Jamie J Quinn / Analysing the prevalence of continuous integration in JOSS

Analysing the prevalence of continuous integration in JOSS

JOSS is the Journal of Open Source Software and can be considered a collection of some excellent scientific codebases. Whether they’re exemplars of good coding practices is up for debate but I wanted to know roughly how many published papers (and associated codebases) were using specifically continuous integration of some form. Luckily I have some experience scraping web pages with python and the excellent webscraping package BeautifulSoup, so I cracked out the old tutorials and set to work.

Find the full source code in this Github repo.

Scraping the index

Webscraping is fundamentally very simple. The page is downloaded using the requests library:

def get_response(page_url):
    """Returns response to html request on page_url"""
    response = requests.get(page_url)
    return response

Then that’s loaded into BeautifulSoup with

soup = BeautifulSoup(response.content, 'lxml')

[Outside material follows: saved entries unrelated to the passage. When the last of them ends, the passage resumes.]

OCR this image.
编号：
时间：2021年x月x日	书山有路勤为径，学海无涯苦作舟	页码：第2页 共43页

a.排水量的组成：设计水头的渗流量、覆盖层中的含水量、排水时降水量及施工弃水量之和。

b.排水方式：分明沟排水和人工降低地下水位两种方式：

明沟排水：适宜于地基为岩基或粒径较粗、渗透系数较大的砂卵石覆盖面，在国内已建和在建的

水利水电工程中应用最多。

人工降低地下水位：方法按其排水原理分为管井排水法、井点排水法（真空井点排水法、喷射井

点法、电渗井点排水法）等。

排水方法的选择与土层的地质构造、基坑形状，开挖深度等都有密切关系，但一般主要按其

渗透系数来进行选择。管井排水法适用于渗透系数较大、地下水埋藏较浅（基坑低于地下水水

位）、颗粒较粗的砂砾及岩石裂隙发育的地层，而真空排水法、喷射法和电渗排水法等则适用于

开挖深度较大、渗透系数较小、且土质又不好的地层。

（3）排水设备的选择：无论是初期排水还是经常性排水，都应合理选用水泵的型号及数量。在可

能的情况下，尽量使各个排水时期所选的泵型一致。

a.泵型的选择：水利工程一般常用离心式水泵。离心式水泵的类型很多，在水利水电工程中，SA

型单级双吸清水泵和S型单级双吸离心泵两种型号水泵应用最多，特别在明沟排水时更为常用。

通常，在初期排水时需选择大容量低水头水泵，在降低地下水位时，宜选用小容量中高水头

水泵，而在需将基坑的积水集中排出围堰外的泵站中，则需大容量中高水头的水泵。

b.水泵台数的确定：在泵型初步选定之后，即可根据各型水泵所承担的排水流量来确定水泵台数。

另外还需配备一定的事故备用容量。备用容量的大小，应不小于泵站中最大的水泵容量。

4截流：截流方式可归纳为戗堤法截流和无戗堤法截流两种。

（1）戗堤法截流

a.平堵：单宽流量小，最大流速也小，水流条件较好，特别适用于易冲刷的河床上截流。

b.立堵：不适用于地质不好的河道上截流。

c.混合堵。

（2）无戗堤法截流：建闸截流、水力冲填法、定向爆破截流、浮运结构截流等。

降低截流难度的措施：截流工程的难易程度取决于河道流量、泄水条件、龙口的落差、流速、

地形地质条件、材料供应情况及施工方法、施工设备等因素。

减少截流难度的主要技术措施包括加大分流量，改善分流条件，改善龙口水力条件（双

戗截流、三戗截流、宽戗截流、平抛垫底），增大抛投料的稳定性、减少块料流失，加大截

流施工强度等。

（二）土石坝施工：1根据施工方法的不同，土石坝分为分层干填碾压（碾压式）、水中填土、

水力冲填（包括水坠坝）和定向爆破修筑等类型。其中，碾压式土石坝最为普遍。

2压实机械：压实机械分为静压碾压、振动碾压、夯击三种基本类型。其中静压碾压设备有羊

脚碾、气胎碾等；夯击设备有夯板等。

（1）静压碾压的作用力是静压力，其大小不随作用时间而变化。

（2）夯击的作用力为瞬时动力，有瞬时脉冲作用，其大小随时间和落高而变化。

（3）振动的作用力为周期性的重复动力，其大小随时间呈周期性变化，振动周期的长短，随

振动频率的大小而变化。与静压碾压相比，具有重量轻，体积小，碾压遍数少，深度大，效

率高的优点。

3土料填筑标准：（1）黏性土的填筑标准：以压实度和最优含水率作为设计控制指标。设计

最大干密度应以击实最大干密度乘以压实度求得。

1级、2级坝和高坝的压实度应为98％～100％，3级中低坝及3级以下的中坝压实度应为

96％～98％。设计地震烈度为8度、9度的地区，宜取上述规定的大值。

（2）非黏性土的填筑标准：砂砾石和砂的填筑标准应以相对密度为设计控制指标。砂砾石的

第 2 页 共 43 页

which produces a tree structure which can be searched with find and find_all and moved around using e.g. .link or .parent. In my case (as we’ll find out in the following paragraphs), I could extract all the paper URLs using

paper_entries = soup.find_all("entry")
paper_urls += [entry.link.get('href') for entry in paper_entries]

To find out how to parse a particular site, you have to get your hands dirty and start inspecting the HTML of the page you want to scrape. In my case, I wanted to know the URLs of each item in the index of JOSS so I went to the page in Firefox, right-clicked on the title of an item and clicked Inspect Element. This brings up a useful little HTML inspector tool which allows you to figure out how to identify different elements of the page (see screenshot below).

In my case I wanted the URL of the page associated with the paper (“nap” in the screenshot). That’s stored in the href of the <a> tag inside the <h2> title which is of the class ‘paper-title’. That relationship allowed me to construct a query for all matching <h2> tags, paper_entries=soup.find_all('h2', class_='paper-title'), and then extract the href from the <a> child. Putting that all together gave me a BeautifulSoup path which was completely incorrect.

Turns out the JOSS web server was recognising the request was coming from a non-browser and returned the atom feed instead. Nicely, BeautifulSoup can also parse those so after printing it out it was clear that each entry was kept in a <entry> tag and the link to the individual paper page stored in the <link> tag.

The URLs were then saved to a text file:

with open("ids.txt", 'w') as fp:
    for item in paper_urls:
        fp.write("%s\n" % item)

What I then realised was each URL was nearly identical barring a single ID at the very end. By stripping out the IDs using

cat paper_url_list.txt | awk -F. '{print $5}' > id_list.txt

I could reform the URL easily and use the ID as just that; a unique ID.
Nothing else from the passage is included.